Generally every corporate organization faces this
challenge of balancing the trade-offs between focusing on the growth of the company
or working in the best interests of the shareholders. The Board of directors
are hence constantly entrusted with a very important responsibility to take the
best decision considering all aspects of the company. The shareholders on the
other side were able to demonstrate their power of right to vote and remind the
fiduciaries that they are always vigilant in ensuring that the company’s best
interests are always safeguarded.  In
this case the Board decided to go on with its plan and were able to convince a
majority of the shareholders after multiple rounds of arbitrations and
negotiations.
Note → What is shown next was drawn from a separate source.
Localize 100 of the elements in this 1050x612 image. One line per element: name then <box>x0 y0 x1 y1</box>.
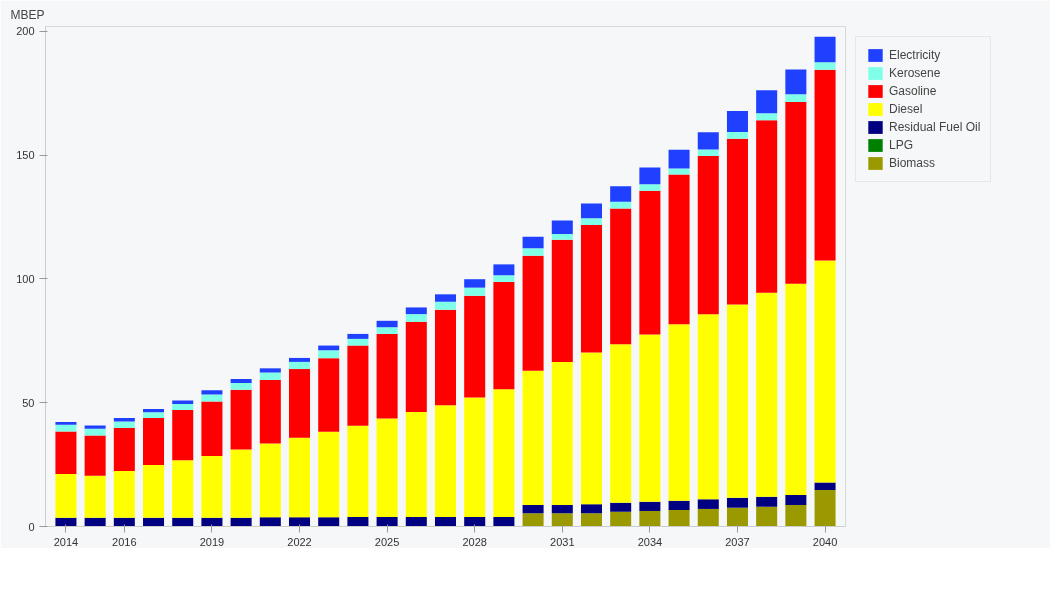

It is very rare in reality that every decision would be unanimous
and welcome by all stakeholders but what lies in corporate strength of
Institution is to make sincere attempt in reaching out to all and putting the
facts and convince and if possible have safeguards to accommodate the fears and
apprehensions if there is headroom to do it. However MSI were successful in
their attempts and the current state of affairs shows that the company is doing
very well with the Gujrat plant and the bold and brave decision that they took
was indeed in the best interests if the shareholders.